Sometimes I feel like my life is a movie and not in the glamorous, exciting Hollywood sort of way.
What I mean by this is that I can’t escape feeling like I’m a character in some epic movie about a boy growing up to become a man. It’s actually kind of sad because sometimes nothing seems real.
Maybe I feel this way because I’ve spent the last 20 years of my life thoroughly researching movies I can relate to. As entertaining as it is to hear Sloth shout, “Hey you guys,” I’m still left with an empty feeling, like I’m waiting for my conflict to present itself so I can get on with the plot.
Every notable point in my life, every mundane achievement seems like a climax for myself, the hero. And the job-firings, girlfriend-dumpings, bad grades, and speeding tickets are just minor setbacks toward achieving my “coming of age.”

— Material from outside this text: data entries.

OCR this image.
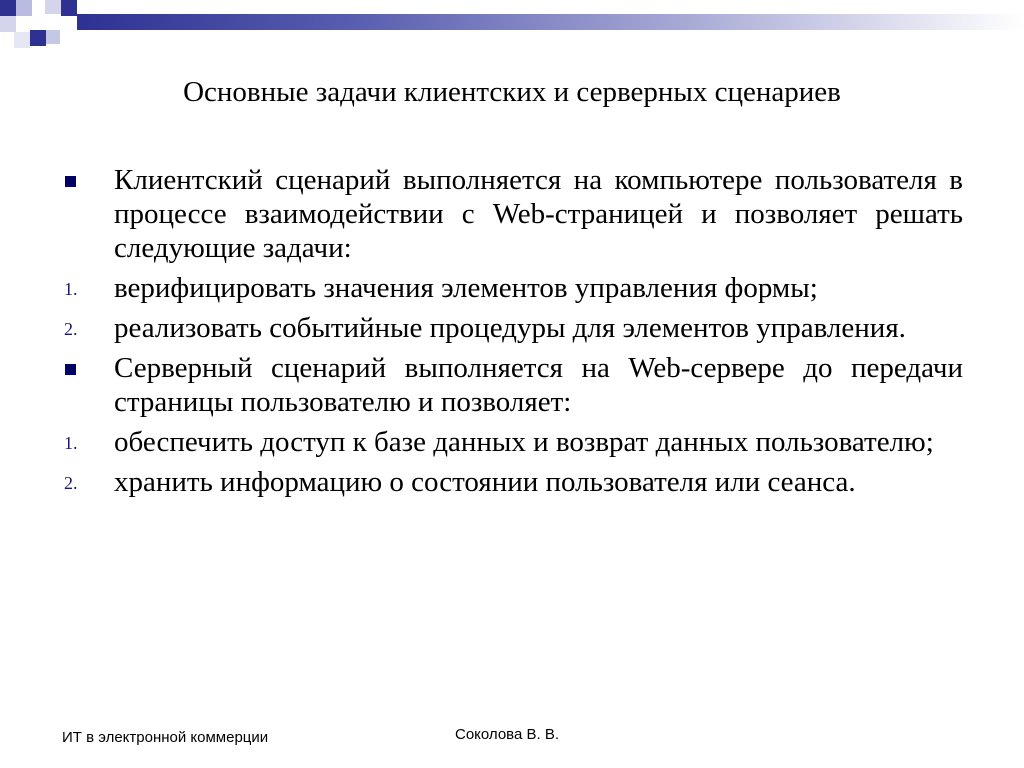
Основные задачи клиентских и серверных сценариев
Клиентский сценарий выполняется на компьютере пользователя в процессе взаимодействии с Web-страницей и позволяет решать следующие задачи:
1. верифицировать значения элементов управления формы;
2. реализовать событийные процедуры для элементов управления.
Серверный сценарий выполняется на Web-сервере до передачи страницы пользователю и позволяет:
1. обеспечить доступ к базе данных и возврат данных пользователю;
2. хранить информацию о состоянии пользователя или сеанса.
ИТ в электронной коммерции	Соколова В. В.
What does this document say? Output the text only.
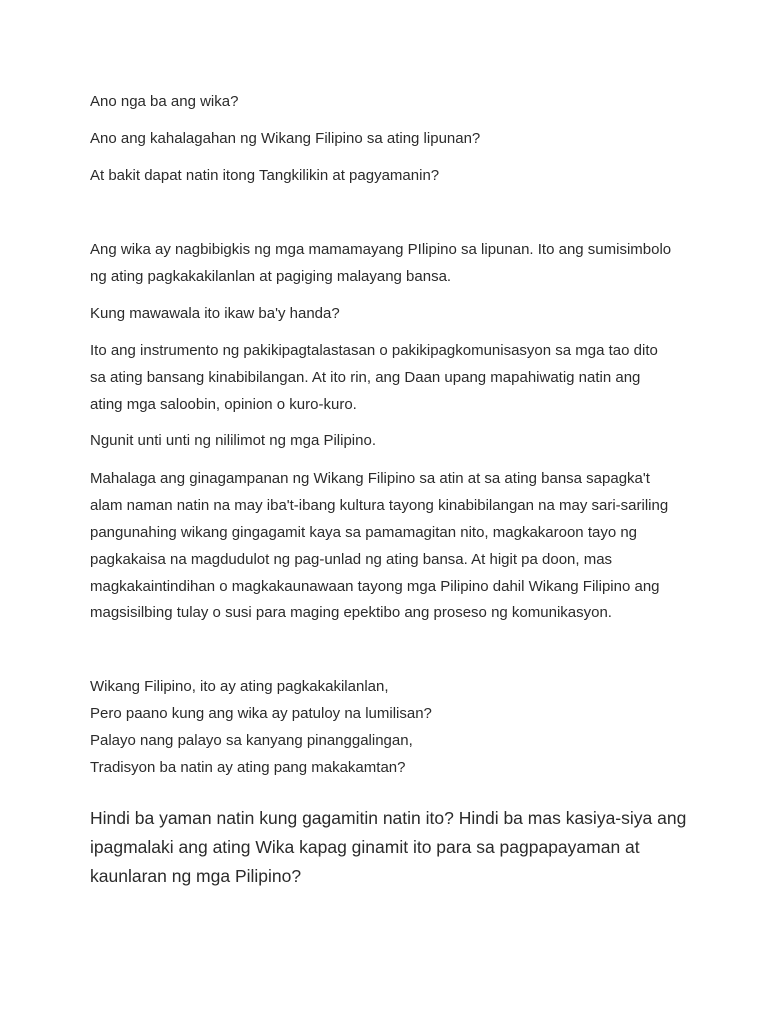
Ano nga ba ang wika?
Ano ang kahalagahan ng Wikang Filipino sa ating lipunan?
At bakit dapat natin itong Tangkilikin at pagyamanin?
Ang wika ay nagbibigkis ng mga mamamayang PIlipino sa lipunan. Ito ang sumisimbolo
ng ating pagkakakilanlan at pagiging malayang bansa.
Kung mawawala ito ikaw ba'y handa?
Ito ang instrumento ng pakikipagtalastasan o pakikipagkomunisasyon sa mga tao dito
sa ating bansang kinabibilangan. At ito rin, ang Daan upang mapahiwatig natin ang
ating mga saloobin, opinion o kuro-kuro.
Ngunit unti unti ng nililimot ng mga Pilipino.
Mahalaga ang ginagampanan ng Wikang Filipino sa atin at sa ating bansa sapagka't
alam naman natin na may iba't-ibang kultura tayong kinabibilangan na may sari-sariling
pangunahing wikang gingagamit kaya sa pamamagitan nito, magkakaroon tayo ng
pagkakaisa na magdudulot ng pag-unlad ng ating bansa. At higit pa doon, mas
magkakaintindihan o magkakaunawaan tayong mga Pilipino dahil Wikang Filipino ang
magsisilbing tulay o susi para maging epektibo ang proseso ng komunikasyon.
Wikang Filipino, ito ay ating pagkakakilanlan,
Pero paano kung ang wika ay patuloy na lumilisan?
Palayo nang palayo sa kanyang pinanggalingan,
Tradisyon ba natin ay ating pang makakamtan?
Hindi ba yaman natin kung gagamitin natin ito? Hindi ba mas kasiya-siya ang
ipagmalaki ang ating Wika kapag ginamit ito para sa pagpapayaman at
kaunlaran ng mga Pilipino?
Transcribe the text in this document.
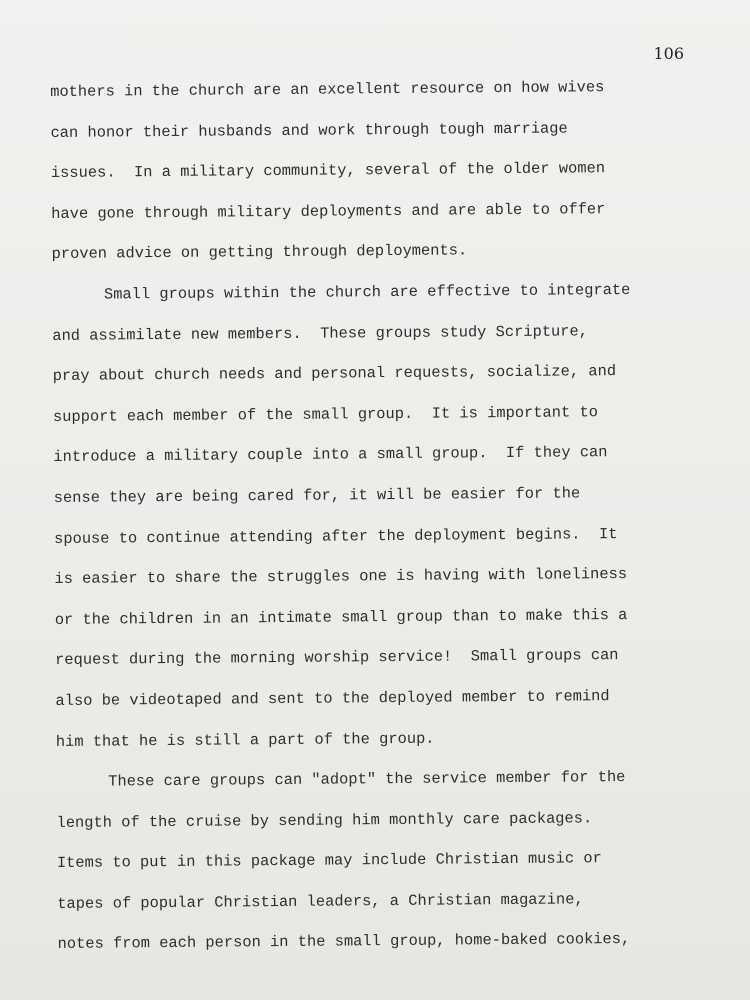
106
mothers in the church are an excellent resource on how wives
can honor their husbands and work through tough marriage
issues.  In a military community, several of the older women
have gone through military deployments and are able to offer
proven advice on getting through deployments.
Small groups within the church are effective to integrate
and assimilate new members.  These groups study Scripture,
pray about church needs and personal requests, socialize, and
support each member of the small group.  It is important to
introduce a military couple into a small group.  If they can
sense they are being cared for, it will be easier for the
spouse to continue attending after the deployment begins.  It
is easier to share the struggles one is having with loneliness
or the children in an intimate small group than to make this a
request during the morning worship service!  Small groups can
also be videotaped and sent to the deployed member to remind
him that he is still a part of the group.
These care groups can "adopt" the service member for the
length of the cruise by sending him monthly care packages.
Items to put in this package may include Christian music or
tapes of popular Christian leaders, a Christian magazine,
notes from each person in the small group, home-baked cookies,
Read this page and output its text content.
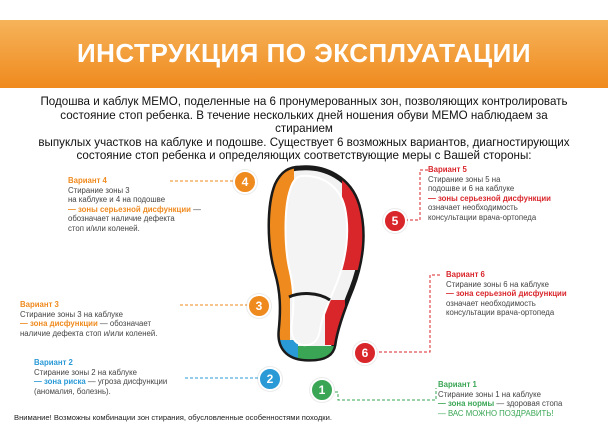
ИНСТРУКЦИЯ ПО ЭКСПЛУАТАЦИИ
Подошва и каблук МЕМО, поделенные на 6 пронумерованных зон, позволяющих контролировать
состояние стоп ребенка. В течение нескольких дней ношения обуви МЕМО наблюдаем за стиранием
выпуклых участков на каблуке и подошве. Существует 6 возможных вариантов, диагностирующих
состояние стоп ребенка и определяющих соответствующие меры с Вашей стороны:
4
3
2
1
5
6
Вариант 4
Стирание зоны 3
на каблуке и 4 на подошве
— зоны серьезной дисфункции —
обозначает наличие дефекта
стоп и/или коленей.
Вариант 3
Стирание зоны 3 на каблуке
— зона дисфункции — обозначает
наличие дефекта стоп и/или коленей.
Вариант 2
Стирание зоны 2 на каблуке
— зона риска — угроза дисфункции
(аномалия, болезнь).
Вариант 5
Стирание зоны 5 на
подошве и 6 на каблуке
— зоны серьезной дисфункции
означает необходимость
консультации врача-ортопеда
Вариант 6
Стирание зоны 6 на каблуке
— зона серьезной дисфункции
означает необходимость
консультации врача-ортопеда
Вариант 1
Стирание зоны 1 на каблуке
— зона нормы — здоровая стопа
— ВАС МОЖНО ПОЗДРАВИТЬ!
Внимание! Возможны комбинации зон стирания, обусловленные особенностями походки.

Growing up a bored child in America, I’ve watched a lot of Hollywood movies from every genre. All they seem to do is provide me with this false sense of what life should be.
The bad guy always gets what he has coming to him in the end. The girl ends up with the guy. The evil businessman doesn’t build the new hotel on the sacred land and they all live happily ever after. That doesn’t really sound like real life to me.
And like in movies, life is supposed to have a happy ending right?
Wow, if that is really the case, why do I do anything? If I have no control and I’m no different than an audience member, then maybe I should choose to do nothing and not get out of bed in morning and then see what the universe really has in store for my future.
That’s pretty pathetic.
Instead, I find it much more satisfying to realize that my life is actually not a movie. Life is the glamorous exciting thing I’ve been looking for all along.
It is quite empowering to really believe that I am in control of my movie. Lights, camera, action, I’m ready for my life.